When she told me this story, I realized I’d be terrified of someone actually assaulting me. She, apparently, had no such fears!

When I was in my twenties I was leaving Fenway Park after a Red Sox walk-off win. There was a big excited crowd leaving the stadium and someone groped me from behind. I spun around and kicked him and all my friends were like, “What did you do that for?” When I told them they all tried to find him but he was long gone. I never even thought, just reacted.

LOL. From what I’ve read of Rita Mae Brown’s novels that doesn’t surprise me a bit.

After a year in France, I got really tired of guys harrassing me. When someone pinched me I whirled around with my umbrella and whacked him. It was pure instinct and boy was he surprised.

Wish I’d read this yesterday. Just this morning I put my 13 year old D on American Airlines UAM flight connecting through DFW. When I paid the $150 they said she’d be seated in back row so flight attendant could watch her. While We don’t know all the facts, I’d say AA dropped the ball on this one. If there was one empty seat on this other girls’ flight it should have been next to her. Will be definitely speaking to my D about her flight home.

As a society we definitely need to teach our young people to stick up for themselves.

But there is always the assumption that the adult is right.

S2’s HS GF was bumped from behind as she sat at a light. She was crawling forward a tad to see if it was safe to make a right on red, when the guy behind her hit her from behind. The fellow in the car behind told the cop that my son’s GF had started to go through the light and then stopped suddenly – absolutely not true. The girl was furious that the adult was believed while, because she was a new driver, she wasn’t.

There were no ramifications – no ticket or anything – but she was livid nonetheless, and I don’t blame her.

I honestly had to stop reading this thread after MOWC’s post. I will come back, but my heart is racing, and I think I am going to need an extra set of lungs to handle the pressure inside.

@GMTplus7’s post is the impetus for me advising my girls the way I do when they are out separately.

I was on the subway in NY in my late teens and this guy “bumped” and leaned into me at a location where the ride got a little loopy in the tunnel.

I thought, “No way. This cannot be happening.” Then I thought, “Oh, my goodness, this man is leaning on me and …”

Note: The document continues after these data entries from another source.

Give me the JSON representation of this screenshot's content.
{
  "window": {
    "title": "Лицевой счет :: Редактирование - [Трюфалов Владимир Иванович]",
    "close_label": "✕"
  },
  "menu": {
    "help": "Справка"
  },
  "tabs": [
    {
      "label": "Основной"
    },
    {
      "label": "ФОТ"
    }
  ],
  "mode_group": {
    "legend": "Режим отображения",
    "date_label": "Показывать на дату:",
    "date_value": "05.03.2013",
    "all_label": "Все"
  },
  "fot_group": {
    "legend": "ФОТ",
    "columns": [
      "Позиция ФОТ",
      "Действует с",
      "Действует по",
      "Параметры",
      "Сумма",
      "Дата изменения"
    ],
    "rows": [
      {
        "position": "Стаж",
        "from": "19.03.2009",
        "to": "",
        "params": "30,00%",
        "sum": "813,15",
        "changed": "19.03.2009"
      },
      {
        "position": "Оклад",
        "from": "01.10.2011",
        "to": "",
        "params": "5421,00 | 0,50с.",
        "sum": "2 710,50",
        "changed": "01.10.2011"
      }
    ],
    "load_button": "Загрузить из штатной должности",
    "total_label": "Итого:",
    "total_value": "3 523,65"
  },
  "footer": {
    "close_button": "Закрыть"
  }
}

I rolled up the magazine in my hand and began to beat the living shiitake mushrooms out of him, screaming at him, calling him out for his perverted, assaulting behavior.

The other people on the train became invested in this, and jostled him from one set of hands to the next as he sought to evade the flailing. When the doors opened he jumped off.

I was embarrassed (!) and felt yucky, but the other passengers were great about it, and they understood.

Even based on that claim from the driver behind, it should still be his fault, in that he should have been paying attention and not following too closely.

Well, yeah. Of course. His story was that it was her fault. He was the adult; therefore he must be right.

Once I whacked a creepy dude with my heavy purse on the head. The creep approached me from behind as I was walking through the wooded park as I regularly did to get to work. He put his hand on my shoulder and said something while trying to pull me closer… I whacked him and ran - I was almost 8 months pregnant at that time!! I really did not think about the possiblity that he might have been armed. I heard voices in the distance of people cutting through that park, so the creep did not run after me. Needless to say, I never, ever walked through that park again.

Nowadays, I walk through questionnable areas of our downtown “with a purpose.” Fast pace, poker face. Beggars and creepy folk do not approach me. I am vigilant on Metro buses, but they are so packed that creeps have to sit at the front or way in the back. On commuter buses, I feel like I am at Cheers - where “everyone knows your name.”